Your main debugging tools are:
  • The Word-to-DITA transformation log.

    If you run the transform through the Toolkit then the Word-to-DITA transformation messages should be in the larger Toolkit log. They will be at the end of the log since the transform is the last thing run.

    If you run the transform directly then the log will be wherever XSLT messages go, which is a function of how you run the transform. I almost always run it from within Oxygen, which captures the messages in a separate window.

    If you are using the command line in Windows, be sure to set a large window buffer size in the property settings for your command window. By default, you may only see the last 100 lines or so, which is usually not enough.

  • Validation of the generated XML, either with the Tookit or in an XML-aware editor that is configured with the doctypes you're converting to.

    When invalid XML is generated it's usually pretty obvious what the issue is because it's a direct result of an error in the style-to-tag mapping specification and a validating editor should take you right to the point of error.

  • Draft mode with the style names exposed in Word.

    In Word's draft mode view you can expose the style names along one edge of the editing pane. The exact way to turn it on differs from version to version. In Word 2007 for Mac it is the "style area width" setting within the View settings. Being able to see the style names makes it easier to spot places where the Word is not styled correctly or the mapping didn't account for something it should have.

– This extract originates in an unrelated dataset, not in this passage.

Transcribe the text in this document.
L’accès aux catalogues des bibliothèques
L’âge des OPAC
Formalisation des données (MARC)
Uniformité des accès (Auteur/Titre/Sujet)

General Troubleshooting Tips

The first tip is to isolate as many variables as possible.

This usually means creating the smallest test case that creates the problem. That makes it easier to work out what the problem is and provides a more convenient data set if you need to get outside help figuring out what the issue is.

Verify that the files you think are involved really are. Usually the easiest way to do this is to introduce syntax errors into files and verify that stuff breaks. If it doesn't break then you know something's not hooked up right.

Get a second pair of eyes. Often the most efficient way to spot an error is to explain the failure to someone else—you'll often realize the problem in the course of explaining it. If not, a fresh set of eyes will often spot something silly you've overlooked because you're too close to it.

Double check the style IDs. Style IDs are case sensitive and, as explained elsewhere, may not always match the display name for the style. A simple typo can throw things off and be hard to catch, especially if you've spent too long staring at your mapping specification. If you can, switch to using style names (new in version 0.9.16), which are not case sensitive and are easier to validate since the match what you see in Word itself.

The Markup is Not Valid Against the DTD

The first thing to check is that the map or topic is getting generated with the correct DOCTYPE declaration. This is determined by the value of the @@format attribute on the <style> element that generates the map or topic and the corresponding <output> element that specifies the public and system identifiers to use in the DOCTYPE declaration.

If that is correct, then you have to examine the generated XML and see what didn't get generated correctly. Typical errors result from not generating container elements correctly, such as for list items.

If the mapping looks correct then the problem must be in the Word data. Verify that the Word document is styled correctly.

Also verify that your assumption about what the markup should be is correct. Create the markup you want to generate in an editor and verify that your understanding of what it should be is correct.